CAPÍTULO IV

UN HECHICERO AMETRALLADO

Desaparecido el último rayo de sol, la selva tornóse de pronto tenebrosa, hasta el punto de que no se podía distinguir el tronco de un árbol a diez pasos de distancia. Al profundo silencio que había reinado durante el día sucediéronle rumores, primero indistintos, luego más precisos, más agudos. Aullidos siniestros, casi lamentos, oíanse de vez en cuando en lontananza, lanzados por una cuadrilla de lobos que iban de caza; otras veces rompían el silencio gritos y silbidos bastante fuertes, que aumentaban con rapidez y que parecían provenir de lo alto. Debían de ser aves que se dirigían al lago: cornejas, ánades, cisnes, etc.

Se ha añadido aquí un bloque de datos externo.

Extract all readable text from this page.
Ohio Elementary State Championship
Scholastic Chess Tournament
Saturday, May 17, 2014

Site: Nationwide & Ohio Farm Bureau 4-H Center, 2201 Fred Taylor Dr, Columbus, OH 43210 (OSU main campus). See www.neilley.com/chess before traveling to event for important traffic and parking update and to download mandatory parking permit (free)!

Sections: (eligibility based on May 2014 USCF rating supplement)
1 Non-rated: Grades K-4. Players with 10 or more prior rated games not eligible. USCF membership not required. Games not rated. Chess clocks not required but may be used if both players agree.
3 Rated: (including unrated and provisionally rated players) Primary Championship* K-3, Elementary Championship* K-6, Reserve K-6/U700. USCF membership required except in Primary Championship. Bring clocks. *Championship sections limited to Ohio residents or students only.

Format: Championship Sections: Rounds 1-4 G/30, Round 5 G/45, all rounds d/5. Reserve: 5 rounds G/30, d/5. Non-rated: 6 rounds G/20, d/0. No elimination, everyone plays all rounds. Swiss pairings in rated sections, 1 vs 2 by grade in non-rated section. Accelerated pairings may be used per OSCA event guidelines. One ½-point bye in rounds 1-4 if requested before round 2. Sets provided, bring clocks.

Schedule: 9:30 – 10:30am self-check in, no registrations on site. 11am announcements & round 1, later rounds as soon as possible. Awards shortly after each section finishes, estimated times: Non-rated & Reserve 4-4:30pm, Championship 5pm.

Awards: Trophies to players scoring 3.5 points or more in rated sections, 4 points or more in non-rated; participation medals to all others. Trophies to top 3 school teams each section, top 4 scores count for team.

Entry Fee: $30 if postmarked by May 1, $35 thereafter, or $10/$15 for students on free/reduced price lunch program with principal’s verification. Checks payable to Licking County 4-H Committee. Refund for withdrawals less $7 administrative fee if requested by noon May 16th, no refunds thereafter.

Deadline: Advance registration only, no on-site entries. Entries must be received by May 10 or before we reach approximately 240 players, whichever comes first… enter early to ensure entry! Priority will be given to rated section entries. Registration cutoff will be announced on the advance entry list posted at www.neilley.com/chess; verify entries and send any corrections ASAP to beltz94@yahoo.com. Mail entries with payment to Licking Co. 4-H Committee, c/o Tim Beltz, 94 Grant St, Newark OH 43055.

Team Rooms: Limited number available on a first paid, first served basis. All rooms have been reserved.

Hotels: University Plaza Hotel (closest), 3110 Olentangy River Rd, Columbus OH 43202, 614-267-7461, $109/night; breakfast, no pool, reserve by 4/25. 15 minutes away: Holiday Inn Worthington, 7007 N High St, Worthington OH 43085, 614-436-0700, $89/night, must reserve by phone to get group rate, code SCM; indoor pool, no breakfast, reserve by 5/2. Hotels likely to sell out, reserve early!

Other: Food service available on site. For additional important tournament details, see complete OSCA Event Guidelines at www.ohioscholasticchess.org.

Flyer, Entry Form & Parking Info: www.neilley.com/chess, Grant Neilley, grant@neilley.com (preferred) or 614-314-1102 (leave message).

Acá y allá las hierbas se agitaban rumorosamente, como si las estrujase a su paso algún animal grande. Armando oía resoplidos, bufidos, mugidos y relinchos ahogados, y entreveía confusamente tal o cual sombra, que rápidamente se esfumaba en el horizonte después de pasar ante sus ojos como una exhalación.

A caballo en la rama, con la escopeta en la mano y el cuchillo en la cintura, el joven escuchaba sin moverse todos aquellos imponente rumores, siempre con la esperanza de oír algún disparo que le indicase la aproximación de sus compañeros. Indudablemente le buscaban; pero ¿por dónde? No era tarea fácil hallarle en aquella inmensa selva.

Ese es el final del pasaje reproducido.